Along the coast of the Red Sea lies where the Aksum Empire developed. The empire also developed from parts of Arabian Peninsula. The empire is said to have formed around 400B.C. Solomon's son and the Queen of Sheba are said to have created the land. Around A.D.100 the country began to rise and grow strong in wealth and power. The kingdom reached its peak under King Ezana. He ruled the country for about forty years in the 300's. During his rule, the country expanded and became the center of trading through East Africa and Southeast Asia. While he King Ezana was in power, he converted to Christianity.

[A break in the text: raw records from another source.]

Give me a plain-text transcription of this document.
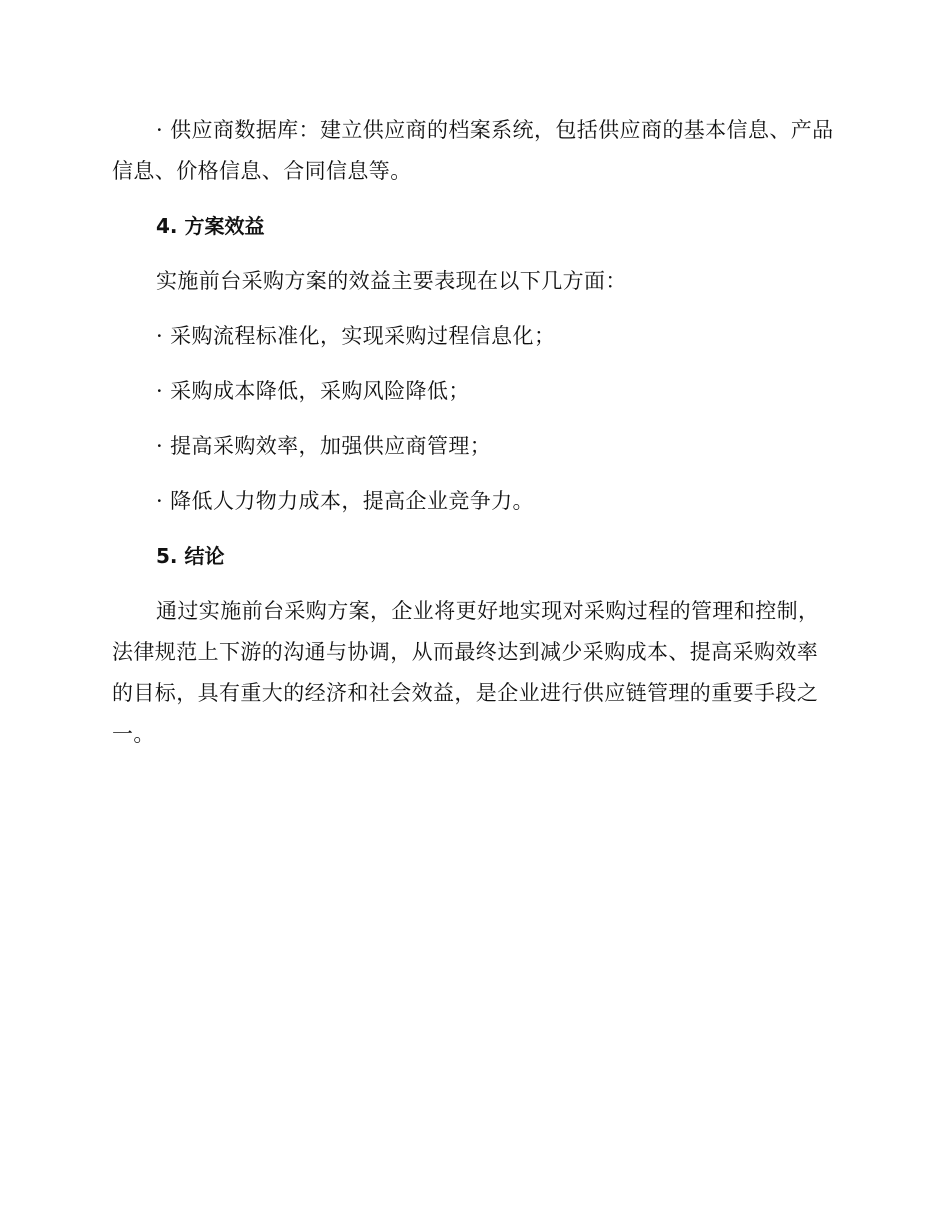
· 供应商数据库：建立供应商的档案系统，包括供应商的基本信息、产品信息、价格信息、合同信息等。

4. 方案效益

实施前台采购方案的效益主要表现在以下几方面：

· 采购流程标准化，实现采购过程信息化；

· 采购成本降低，采购风险降低；

· 提高采购效率，加强供应商管理；

· 降低人力物力成本，提高企业竞争力。

5. 结论

通过实施前台采购方案，企业将更好地实现对采购过程的管理和控制，法律规范上下游的沟通与协调，从而最终达到减少采购成本、提高采购效率的目标，具有重大的经济和社会效益，是企业进行供应链管理的重要手段之一。
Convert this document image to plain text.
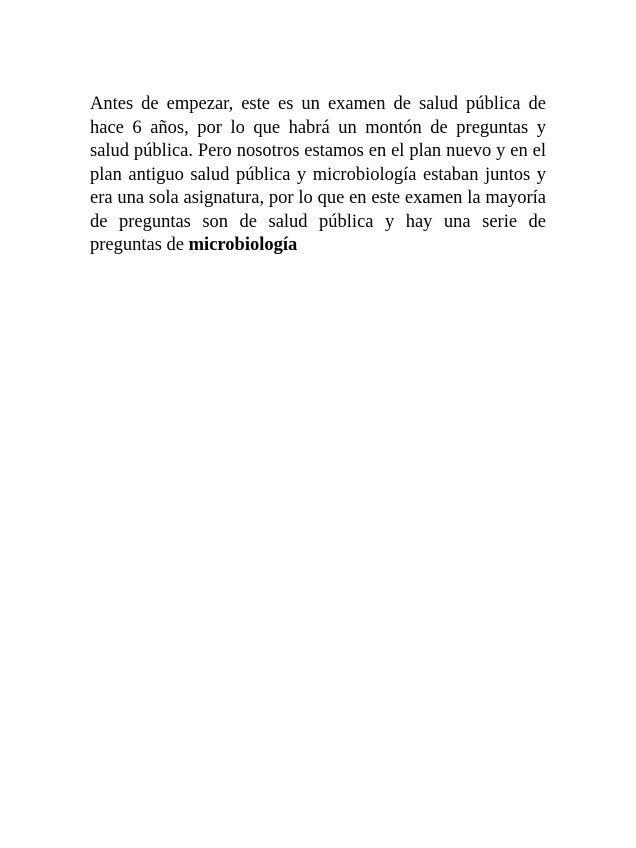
Antes de empezar, este es un examen de salud pública de hace 6 años, por lo que habrá un montón de preguntas y salud pública. Pero nosotros estamos en el plan nuevo y en el plan antiguo salud pública y microbiología estaban juntos y era una sola asignatura, por lo que en este examen la mayoría de preguntas son de salud pública y hay una serie de preguntas de microbiología
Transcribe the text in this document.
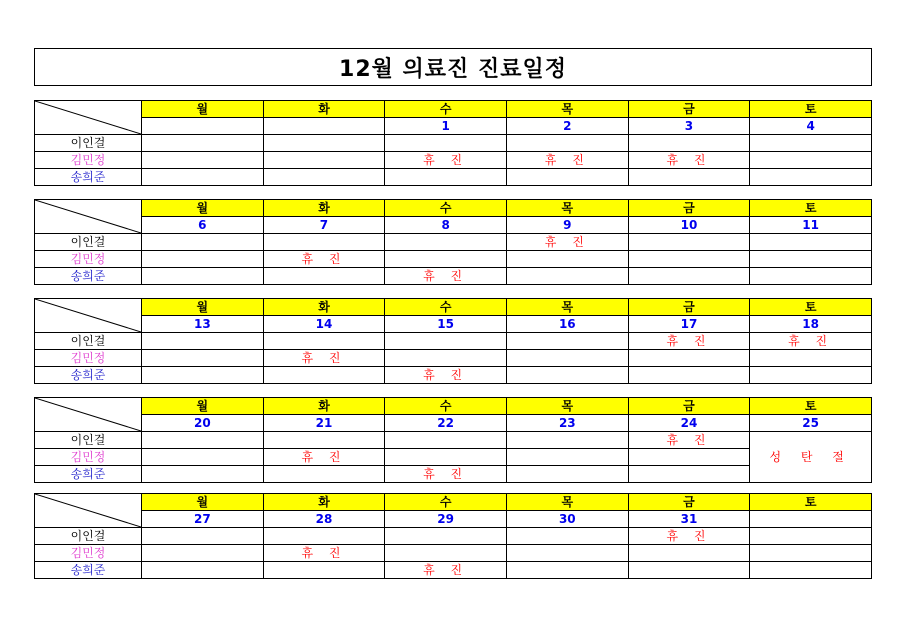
12월 의료진 진료일정
	월	화	수	목	금	토
			1	2	3	4
이인걸						
김민정			휴 진	휴 진	휴 진	
송희준						
	월	화	수	목	금	토
	6	7	8	9	10	11
이인걸				휴 진		
김민정		휴 진				
송희준			휴 진			
	월	화	수	목	금	토
	13	14	15	16	17	18
이인걸					휴 진	휴 진
김민정		휴 진				
송희준			휴 진			
	월	화	수	목	금	토
	20	21	22	23	24	25
이인걸					휴 진	성 탄 절
김민정		휴 진				
송희준			휴 진			
	월	화	수	목	금	토
	27	28	29	30	31	
이인걸					휴 진	
김민정		휴 진				
송희준			휴 진			
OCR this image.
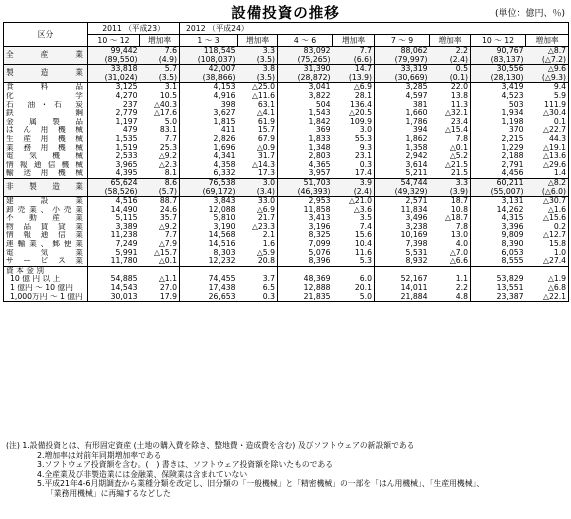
設備投資の推移	(単位：億円、％)
区分	2011 （平成23）		2012 （平成24）							
	10 ～ 12	増加率	1 ～ 3	増加率	4 ～ 6	増加率	7 ～ 9	増加率	10 ～ 12	増加率
全 産 業	99,442	7.6	118,545	3.3	83,092	7.7	88,062	2.2	90,767	△8.7
	(89,550)	(4.9)	(108,037)	(3.5)	(75,265)	(6.6)	(79,997)	(2.4)	(83,137)	(△7.2)
製 造 業	33,818	5.7	42,007	3.8	31,390	14.7	33,319	0.5	30,556	△9.6
	(31,024)	(3.5)	(38,866)	(3.5)	(28,872)	(13.9)	(30,669)	(0.1)	(28,130)	(△9.3)
食 料 品	3,125	3.1	4,153	△25.0	3,041	△6.9	3,285	22.0	3,419	9.4
化 学	4,270	10.5	4,916	△11.6	3,822	28.1	4,597	13.8	4,523	5.9
石 油・石 炭	237	△40.3	398	63.1	504	136.4	381	11.3	503	111.9
鉄 鋼	2,779	△17.6	3,627	△4.1	1,543	△20.5	1,660	△32.1	1,934	△30.4
金 属 製 品	1,197	5.0	1,815	61.9	1,842	109.9	1,786	23.4	1,198	0.1
は ん 用 機 械	479	83.1	411	15.7	369	3.0	394	△15.4	370	△22.7
生 産 用 機 械	1,535	7.7	2,826	67.9	1,833	55.3	1,862	7.8	2,215	44.3
業 務 用 機 械	1,519	25.3	1,696	△0.9	1,348	9.3	1,358	△0.1	1,229	△19.1
電 気 機 械	2,533	△9.2	4,341	31.7	2,803	23.1	2,942	△5.2	2,188	△13.6
情報通信機械	3,965	△2.3	4,358	△14.3	4,365	0.3	3,614	△21.5	2,791	△29.6
輸 送 用 機 械	4,395	8.1	6,332	17.3	3,957	17.4	5,211	21.5	4,456	1.4
非 製 造 業	65,624	8.6	76,538	3.0	51,703	3.9	54,744	3.3	60,211	△8.2
	(58,526)	(5.7)	(69,172)	(3.4)	(46,393)	(2.4)	(49,329)	(3.9)	(55,007)	(△6.0)
建 設 業	4,516	88.7	3,843	33.0	2,953	△21.0	2,571	18.7	3,131	△30.7
卸売業、小売業	14,490	24.6	12,088	△6.9	11,858	△3.6	11,834	10.8	14,262	△1.6
不 動 産 業	5,115	35.7	5,810	21.7	3,413	3.5	3,496	△18.7	4,315	△15.6
物 品 賃 貸 業	3,389	△9.2	3,190	△23.3	3,196	7.4	3,238	7.8	3,396	0.2
情 報 通 信 業	11,238	7.7	14,568	2.1	8,325	15.6	10,169	13.0	9,809	△12.7
運輸業、郵便業	7,249	△7.9	14,516	1.6	7,099	10.4	7,398	4.0	8,390	15.8
電 気 業	5,991	△15.7	8,303	△5.9	5,076	11.6	5,531	△7.0	6,053	1.0
サ ー ビ ス 業	11,780	△0.1	12,232	20.8	8,396	5.3	8,932	△6.6	8,555	△27.4
資 本 金 別										
10 億 円 以 上	54,885	△1.1	74,455	3.7	48,369	6.0	52,167	1.1	53,829	△1.9
1 億円 ～ 10 億円	14,543	27.0	17,438	6.5	12,888	20.1	14,011	2.2	13,551	△6.8
1,000万円 ～ 1 億円	30,013	17.9	26,653	0.3	21,835	5.0	21,884	4.8	23,387	△22.1
(注) 1.設備投資とは、有形固定資産 (土地の購入費を除き、整地費・造成費を含む) 及びソフトウェアの新設額である
2.増加率は対前年同期増加率である
3.ソフトウェア投資額を含む。(　) 書きは、ソフトウェア投資額を除いたものである
4.全産業及び非製造業には金融業、保険業は含まれていない
5.平成21年4-6月期調査から業種分類を改定し、旧分類の「一般機械」と「精密機械」の一部を「はん用機械」、「生産用機械」、
「業務用機械」に再編するなどした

This made everyone else want to be more like the king. " He was a devout Christian and Christianity became the major religion of the kingdom." People from all over Asia and Africa came and traded in Askum. They had many different trade routes running throughout the east coast of Africa. The people many items such as salt, gold, ivory, gems, cloth, glass, and olive oil. The empire fell around 940. A foreign queen came and attacked the empire with brute force. After all the fighting, the Zagwe Dynasty had taken over the empire.